Monday, Feb. 24, 1930

Radio Earl

Since 1923 Government House, Capetown, comfortable home of the Governor General of the Union of South Africa, has been occupied by Queen Mary's amiable younger brother. Alexander Augustus Frederick William Alfred George Cambridge, Earl of Athlone. In 1928 at the earnest request of Prime Minister James Barry Munnik Hertzog, alive to the advantage of near royalty in Capetown, his term was extended for another three years. Last week His Majesty the King-Emperor was graciously pleased to appoint as his brother-in-law's successor George Herbert Hyde Villiers, Earl of Clarendon, his appointment to become effective in 1931.

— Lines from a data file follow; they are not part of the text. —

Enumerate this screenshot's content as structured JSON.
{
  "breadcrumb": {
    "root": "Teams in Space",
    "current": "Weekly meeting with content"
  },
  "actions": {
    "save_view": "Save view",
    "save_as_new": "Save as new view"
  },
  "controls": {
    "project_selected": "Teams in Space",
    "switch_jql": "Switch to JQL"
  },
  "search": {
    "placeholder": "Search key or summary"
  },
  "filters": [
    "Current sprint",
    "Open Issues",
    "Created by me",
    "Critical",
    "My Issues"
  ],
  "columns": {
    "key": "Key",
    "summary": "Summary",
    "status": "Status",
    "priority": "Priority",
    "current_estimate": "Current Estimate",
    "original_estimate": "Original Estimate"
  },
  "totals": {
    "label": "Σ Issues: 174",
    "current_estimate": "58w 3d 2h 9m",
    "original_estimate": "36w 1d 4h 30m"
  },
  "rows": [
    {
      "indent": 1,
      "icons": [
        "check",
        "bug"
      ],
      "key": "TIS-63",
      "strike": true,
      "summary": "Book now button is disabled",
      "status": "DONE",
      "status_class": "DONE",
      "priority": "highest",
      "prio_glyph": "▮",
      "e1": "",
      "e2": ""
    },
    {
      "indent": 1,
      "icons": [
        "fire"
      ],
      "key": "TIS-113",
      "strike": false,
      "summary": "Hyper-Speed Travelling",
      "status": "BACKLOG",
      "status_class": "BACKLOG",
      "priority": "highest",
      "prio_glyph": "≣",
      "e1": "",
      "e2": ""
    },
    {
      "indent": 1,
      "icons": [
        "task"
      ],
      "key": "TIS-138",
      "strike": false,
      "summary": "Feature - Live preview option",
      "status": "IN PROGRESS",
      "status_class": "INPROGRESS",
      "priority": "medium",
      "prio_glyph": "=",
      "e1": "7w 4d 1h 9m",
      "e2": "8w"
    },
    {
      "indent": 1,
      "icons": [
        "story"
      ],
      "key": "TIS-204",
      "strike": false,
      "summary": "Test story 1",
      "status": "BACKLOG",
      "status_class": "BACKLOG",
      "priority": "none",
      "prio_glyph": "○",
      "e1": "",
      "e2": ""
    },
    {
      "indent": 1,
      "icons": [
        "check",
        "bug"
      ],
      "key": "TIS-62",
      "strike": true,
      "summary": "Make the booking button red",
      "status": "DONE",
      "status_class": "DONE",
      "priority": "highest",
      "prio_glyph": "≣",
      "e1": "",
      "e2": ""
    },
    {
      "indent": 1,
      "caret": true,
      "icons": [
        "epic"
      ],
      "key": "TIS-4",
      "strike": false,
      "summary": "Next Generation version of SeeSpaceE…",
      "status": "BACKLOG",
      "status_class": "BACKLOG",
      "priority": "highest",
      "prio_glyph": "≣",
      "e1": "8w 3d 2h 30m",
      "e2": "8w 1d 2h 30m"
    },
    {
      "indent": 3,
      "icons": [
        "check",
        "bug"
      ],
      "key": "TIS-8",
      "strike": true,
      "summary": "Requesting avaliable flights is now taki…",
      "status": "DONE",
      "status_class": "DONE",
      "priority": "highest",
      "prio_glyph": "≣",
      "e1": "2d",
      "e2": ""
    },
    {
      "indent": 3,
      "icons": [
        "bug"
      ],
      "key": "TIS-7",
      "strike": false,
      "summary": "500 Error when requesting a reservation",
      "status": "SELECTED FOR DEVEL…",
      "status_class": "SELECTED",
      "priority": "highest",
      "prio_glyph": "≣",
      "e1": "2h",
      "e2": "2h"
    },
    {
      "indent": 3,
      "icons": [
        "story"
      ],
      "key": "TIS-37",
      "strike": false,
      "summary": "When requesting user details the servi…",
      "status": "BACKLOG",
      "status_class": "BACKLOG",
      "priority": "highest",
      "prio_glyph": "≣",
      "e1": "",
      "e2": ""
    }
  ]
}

Unlike royal Brother-in-law Athlone, whose only occupation has been military (in the Boer War he won the D. S. O.; in the World War was twice mentioned in despatches), the Earl of Clarendon is "in trade." As Chairman of the government-owned British Broadcasting Co.* he has a salary of $14,580 a year, four times that of sharp-tongued Mrs. Philip Snowden, one of the B. B. C.'s three governors. Among his Lordship's not inconsiderable possessions are 500 acres of good Hertfordshire and Warwickshire land, an extensive collection of Old Masters (Van Dyck, Sir Peter Lely) and the romantic ruins of Kenilworth Castle, which any U. S. tourist is at liberty to visit on payment of I s.

The Earl of Clarendon is serious in his radio interest. Interviewed last week on his appointment as Governor-General he much preferred to talk about television:

"When it is possible to present a stage play or a national event, such as the Derby, which a family or a small audience in a hall can see, then television will absolutely go like wildfire. The possibilities of the thing are enormous.''

*''The British Broadcasting Company,'' said the B. B. C.'s Director-General, Sir John Reith, recently, "has never attempted to give the public what it wants. It gives the public what it ought to have." What the public "ought to have" on Tuesday, Feb. 4 included: How the Welfare Centres Can Help You, by Dr. Stella Churchill; Leonardo Kemp and his Piccadilly Hotel Orchestra; Modern Poetry, by Victoria Sackville-West; Child Impersonations, by Harry Hemsley; Oxford in the Seventies, by Mrs. Margaret L. Woods; Scientific Research and Clothes, by Professor Leonard Hill.